Protein determination by microchip capillary electrophoresis using an asymmetric squarylium dye: Noncovalent labeling and nonequilibrium measurement of association constants

In response to a growing interest in the use of smaller, faster microchip (μ‐chip) methods for the separation of proteins, advancements are proposed that employ the asymmetric squarylium dye Red‐1c as a noncovalent label in μ‐chip CE separations. This work compares on‐column and precolumn labeling methods for the proteins BSA, β‐lactoglobulin B (β‐LB), and α‐lactalbumin (α‐LA). Nonequilibrium CE of equilibrium mixtures (NECEEM) represents an efficient method to determine equilibrium parameters associated with the formation of intermolecular complexes, such as those formed between the dye and proteins in this work, and it allows for the use of weak affinity probes in protein quantitation.
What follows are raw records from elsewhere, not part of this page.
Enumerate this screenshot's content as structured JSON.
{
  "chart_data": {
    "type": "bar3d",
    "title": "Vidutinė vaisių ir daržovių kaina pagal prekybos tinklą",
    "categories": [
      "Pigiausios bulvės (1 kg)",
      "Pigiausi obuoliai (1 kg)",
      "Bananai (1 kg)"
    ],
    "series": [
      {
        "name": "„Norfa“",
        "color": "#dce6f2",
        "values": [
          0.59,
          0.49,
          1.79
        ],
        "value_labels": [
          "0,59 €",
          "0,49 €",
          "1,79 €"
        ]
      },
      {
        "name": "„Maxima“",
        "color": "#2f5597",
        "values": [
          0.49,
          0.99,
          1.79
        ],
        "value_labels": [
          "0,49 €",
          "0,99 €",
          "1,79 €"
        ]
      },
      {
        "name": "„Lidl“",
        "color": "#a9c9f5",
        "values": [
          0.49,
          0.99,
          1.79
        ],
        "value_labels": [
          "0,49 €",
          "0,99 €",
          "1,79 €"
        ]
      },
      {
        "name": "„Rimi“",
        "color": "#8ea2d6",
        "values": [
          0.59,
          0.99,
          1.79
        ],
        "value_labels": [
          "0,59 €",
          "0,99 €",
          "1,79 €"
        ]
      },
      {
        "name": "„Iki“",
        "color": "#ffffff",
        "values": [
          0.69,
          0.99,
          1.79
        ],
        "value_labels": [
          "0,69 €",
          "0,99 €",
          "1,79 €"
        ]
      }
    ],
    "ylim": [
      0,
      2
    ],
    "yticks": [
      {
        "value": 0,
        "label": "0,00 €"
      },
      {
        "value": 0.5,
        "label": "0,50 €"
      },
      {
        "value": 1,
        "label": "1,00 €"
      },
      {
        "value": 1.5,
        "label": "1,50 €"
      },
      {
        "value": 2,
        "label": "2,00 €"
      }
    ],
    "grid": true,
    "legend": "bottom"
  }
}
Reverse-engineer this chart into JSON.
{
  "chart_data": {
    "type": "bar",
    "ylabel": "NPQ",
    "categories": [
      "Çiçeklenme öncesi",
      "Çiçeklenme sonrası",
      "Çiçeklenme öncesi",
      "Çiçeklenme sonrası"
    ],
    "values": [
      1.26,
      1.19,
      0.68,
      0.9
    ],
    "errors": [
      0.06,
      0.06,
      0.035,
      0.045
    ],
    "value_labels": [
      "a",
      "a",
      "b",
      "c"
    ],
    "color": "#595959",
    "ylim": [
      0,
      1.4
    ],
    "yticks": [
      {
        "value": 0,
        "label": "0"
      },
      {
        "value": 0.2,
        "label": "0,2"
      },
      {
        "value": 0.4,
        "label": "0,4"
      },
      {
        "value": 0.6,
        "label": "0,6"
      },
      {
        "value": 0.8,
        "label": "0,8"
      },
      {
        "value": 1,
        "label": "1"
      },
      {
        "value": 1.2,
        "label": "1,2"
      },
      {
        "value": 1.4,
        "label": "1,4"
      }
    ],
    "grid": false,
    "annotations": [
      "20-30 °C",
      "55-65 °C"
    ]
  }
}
In particular, nonequilibrium methods employing both μ‐chip and conventional CE systems were implemented to determine association constants governing the formation of noncovalent complexes of the red luminescent squarylium dye Red‐1c with BSA and β‐LB. By our μ‐chip NECEEM method, the association constants K assoc for β‐LB and BSA complexes with Red‐1c were found to be 3.53×10 3 and 1.65×10 5  M −1 , respectively, whereas association constants found by our conventional CE‐LIF NECEEM method for these same protein–dye systems were some ten times higher. Despite discrepancies between the two methods, both confirmed the preferential interaction of Red‐1c with BSA. In addition, the effect of protein concentration on measured association constant was assessed by conventional CE methods. Although a small decrease in K assoc was observed with the increase in protein concentration, our studies indicate that absolute protein concentration may affect the equilibrium determination less than the relative concentration of protein‐to‐dye.